Você entra no site do PT, no oficial e no não-oficial, e são sempre os mesmos nomes a dar opinião sobre todas coisas. É uma panelinha medíocre, totalmente incompatível com a magnitude das forças progressistas do país. E não há uma saudável e necessária auto-crítica.
Tudo isso explica o golpe, porque onde não há crítica, não há inteligência, nem criatividade, nem mudança.
Os petistas, porém, não querem “lavar a roupa suja em público”, e fazem suas críticas em grupinhos fechados, e aí nada muda, porque os mesmos capas pretas se beneficiam da pasmaceira. O pretexto de que “não é o momento” é usado ad infinitum, desde que o partido chegou ao poder e passou a sofrer ataques pesados da mídia e das castas burocráticas.
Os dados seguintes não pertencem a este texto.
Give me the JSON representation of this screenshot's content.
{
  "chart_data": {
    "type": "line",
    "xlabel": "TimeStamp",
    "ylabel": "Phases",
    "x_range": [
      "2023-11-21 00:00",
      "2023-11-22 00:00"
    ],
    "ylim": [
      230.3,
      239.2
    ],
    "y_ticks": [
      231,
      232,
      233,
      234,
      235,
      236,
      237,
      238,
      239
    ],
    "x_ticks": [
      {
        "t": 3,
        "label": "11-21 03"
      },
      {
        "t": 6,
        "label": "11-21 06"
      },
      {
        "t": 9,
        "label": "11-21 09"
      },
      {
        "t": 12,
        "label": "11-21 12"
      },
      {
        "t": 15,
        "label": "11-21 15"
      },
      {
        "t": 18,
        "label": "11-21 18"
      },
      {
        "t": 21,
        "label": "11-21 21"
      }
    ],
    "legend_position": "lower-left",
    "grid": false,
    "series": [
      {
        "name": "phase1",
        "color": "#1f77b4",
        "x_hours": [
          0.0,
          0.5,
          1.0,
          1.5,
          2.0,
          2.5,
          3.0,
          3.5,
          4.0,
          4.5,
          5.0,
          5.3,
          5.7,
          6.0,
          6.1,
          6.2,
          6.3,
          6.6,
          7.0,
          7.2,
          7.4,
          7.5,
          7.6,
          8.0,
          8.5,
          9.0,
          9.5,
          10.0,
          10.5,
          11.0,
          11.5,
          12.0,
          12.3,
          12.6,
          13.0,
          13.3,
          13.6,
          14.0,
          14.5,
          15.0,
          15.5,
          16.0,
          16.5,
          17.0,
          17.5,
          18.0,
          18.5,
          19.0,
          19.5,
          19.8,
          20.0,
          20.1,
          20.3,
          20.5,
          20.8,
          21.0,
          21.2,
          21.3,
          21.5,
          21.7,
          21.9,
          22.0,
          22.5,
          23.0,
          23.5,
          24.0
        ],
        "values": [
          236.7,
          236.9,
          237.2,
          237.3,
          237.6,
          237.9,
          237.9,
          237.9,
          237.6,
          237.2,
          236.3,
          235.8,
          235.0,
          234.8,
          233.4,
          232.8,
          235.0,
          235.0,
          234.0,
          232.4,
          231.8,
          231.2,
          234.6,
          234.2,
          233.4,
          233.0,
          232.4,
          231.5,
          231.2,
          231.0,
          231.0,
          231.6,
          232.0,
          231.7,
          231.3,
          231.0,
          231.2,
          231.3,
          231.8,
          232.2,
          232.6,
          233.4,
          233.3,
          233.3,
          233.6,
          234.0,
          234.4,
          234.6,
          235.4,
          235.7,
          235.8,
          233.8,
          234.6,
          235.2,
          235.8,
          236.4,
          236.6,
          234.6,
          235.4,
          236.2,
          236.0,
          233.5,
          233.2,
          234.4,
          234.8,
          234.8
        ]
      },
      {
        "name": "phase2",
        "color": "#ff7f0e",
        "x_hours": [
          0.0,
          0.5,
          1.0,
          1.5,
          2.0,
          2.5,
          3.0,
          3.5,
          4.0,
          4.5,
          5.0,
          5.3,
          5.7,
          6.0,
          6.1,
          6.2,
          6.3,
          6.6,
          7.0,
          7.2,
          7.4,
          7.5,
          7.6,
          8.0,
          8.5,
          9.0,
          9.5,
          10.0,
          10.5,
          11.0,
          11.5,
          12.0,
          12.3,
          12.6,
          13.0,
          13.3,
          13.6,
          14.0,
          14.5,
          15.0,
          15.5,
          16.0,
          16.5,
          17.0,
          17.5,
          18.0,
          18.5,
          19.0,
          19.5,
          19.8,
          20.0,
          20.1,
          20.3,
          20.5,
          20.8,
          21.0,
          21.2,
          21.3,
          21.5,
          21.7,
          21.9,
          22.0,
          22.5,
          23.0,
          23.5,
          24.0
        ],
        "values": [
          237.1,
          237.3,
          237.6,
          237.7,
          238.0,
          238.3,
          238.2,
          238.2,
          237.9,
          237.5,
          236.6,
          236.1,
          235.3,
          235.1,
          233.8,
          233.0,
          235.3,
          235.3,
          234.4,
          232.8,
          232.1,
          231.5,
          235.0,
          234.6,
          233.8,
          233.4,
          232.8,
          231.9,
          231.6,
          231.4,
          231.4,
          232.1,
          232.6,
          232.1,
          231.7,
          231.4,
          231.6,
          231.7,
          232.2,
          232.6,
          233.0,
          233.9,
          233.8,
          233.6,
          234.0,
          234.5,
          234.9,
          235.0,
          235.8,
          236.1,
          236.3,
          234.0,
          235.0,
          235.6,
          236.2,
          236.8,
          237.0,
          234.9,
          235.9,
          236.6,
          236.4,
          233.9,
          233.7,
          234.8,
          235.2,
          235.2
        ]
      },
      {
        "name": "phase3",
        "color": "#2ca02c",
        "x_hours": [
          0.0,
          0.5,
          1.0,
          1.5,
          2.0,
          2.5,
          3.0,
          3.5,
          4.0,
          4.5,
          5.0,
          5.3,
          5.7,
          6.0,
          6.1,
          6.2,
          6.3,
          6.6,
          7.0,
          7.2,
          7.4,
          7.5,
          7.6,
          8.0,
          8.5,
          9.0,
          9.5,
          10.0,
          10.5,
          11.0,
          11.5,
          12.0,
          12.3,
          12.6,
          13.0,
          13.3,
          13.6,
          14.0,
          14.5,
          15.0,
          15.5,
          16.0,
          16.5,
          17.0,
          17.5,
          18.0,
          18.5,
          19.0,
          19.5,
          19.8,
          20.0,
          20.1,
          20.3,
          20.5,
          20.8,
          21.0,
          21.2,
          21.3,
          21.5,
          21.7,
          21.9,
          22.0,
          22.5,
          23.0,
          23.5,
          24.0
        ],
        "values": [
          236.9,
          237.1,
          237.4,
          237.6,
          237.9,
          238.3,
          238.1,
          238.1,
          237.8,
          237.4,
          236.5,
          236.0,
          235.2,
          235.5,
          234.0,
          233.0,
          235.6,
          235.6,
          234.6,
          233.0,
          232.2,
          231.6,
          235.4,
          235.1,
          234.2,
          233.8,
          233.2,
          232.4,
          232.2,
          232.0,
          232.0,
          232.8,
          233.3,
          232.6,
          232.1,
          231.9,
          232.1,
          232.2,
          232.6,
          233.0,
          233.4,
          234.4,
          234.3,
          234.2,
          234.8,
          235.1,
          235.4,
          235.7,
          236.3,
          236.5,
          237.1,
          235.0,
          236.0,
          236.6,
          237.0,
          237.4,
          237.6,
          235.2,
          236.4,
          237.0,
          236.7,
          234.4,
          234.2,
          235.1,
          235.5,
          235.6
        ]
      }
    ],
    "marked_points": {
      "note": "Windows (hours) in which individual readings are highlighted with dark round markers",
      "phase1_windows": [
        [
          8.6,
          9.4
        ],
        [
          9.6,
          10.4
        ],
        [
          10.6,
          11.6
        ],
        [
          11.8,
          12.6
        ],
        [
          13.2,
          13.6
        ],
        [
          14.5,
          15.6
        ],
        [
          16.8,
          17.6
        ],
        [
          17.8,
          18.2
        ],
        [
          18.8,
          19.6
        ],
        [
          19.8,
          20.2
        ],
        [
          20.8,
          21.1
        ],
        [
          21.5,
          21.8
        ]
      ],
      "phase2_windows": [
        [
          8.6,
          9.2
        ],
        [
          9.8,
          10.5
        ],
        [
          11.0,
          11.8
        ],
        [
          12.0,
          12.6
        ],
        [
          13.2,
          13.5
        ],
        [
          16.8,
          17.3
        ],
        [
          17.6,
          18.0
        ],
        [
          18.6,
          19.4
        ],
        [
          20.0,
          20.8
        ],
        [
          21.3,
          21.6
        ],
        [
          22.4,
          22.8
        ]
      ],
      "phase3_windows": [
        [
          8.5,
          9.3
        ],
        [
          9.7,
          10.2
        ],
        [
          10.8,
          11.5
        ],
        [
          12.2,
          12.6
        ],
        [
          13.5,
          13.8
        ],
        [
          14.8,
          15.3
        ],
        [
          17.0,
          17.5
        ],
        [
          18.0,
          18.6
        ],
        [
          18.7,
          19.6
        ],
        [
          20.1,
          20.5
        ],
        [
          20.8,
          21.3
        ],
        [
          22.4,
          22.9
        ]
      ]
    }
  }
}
A crise representa, como no ideograma chinês, um perigo e uma oportunidade. A esquerda brasileira não vai morrer, porque ela renasce necessariamente das contradições do nosso sistema econômico e político. Mas os partidos podem morrer, ou perder o seu sentido histórico, sendo substituídos por outros, o que não é de todo mal, desde que isso seja um processo relativamente rápido – mas não é. À direita interessa que o PT sangre lentamente, impedindo tanto que o partido se renove quanto que acabe de uma vez e surja um novo.
As eleições deste ano testemunharão, possivelmente, um forte declínio da esquerda. Mas a consequência disso é que as forças que sobreviverem brilharão com uma luz mais forte, justamente por causa da escuridão ao redor.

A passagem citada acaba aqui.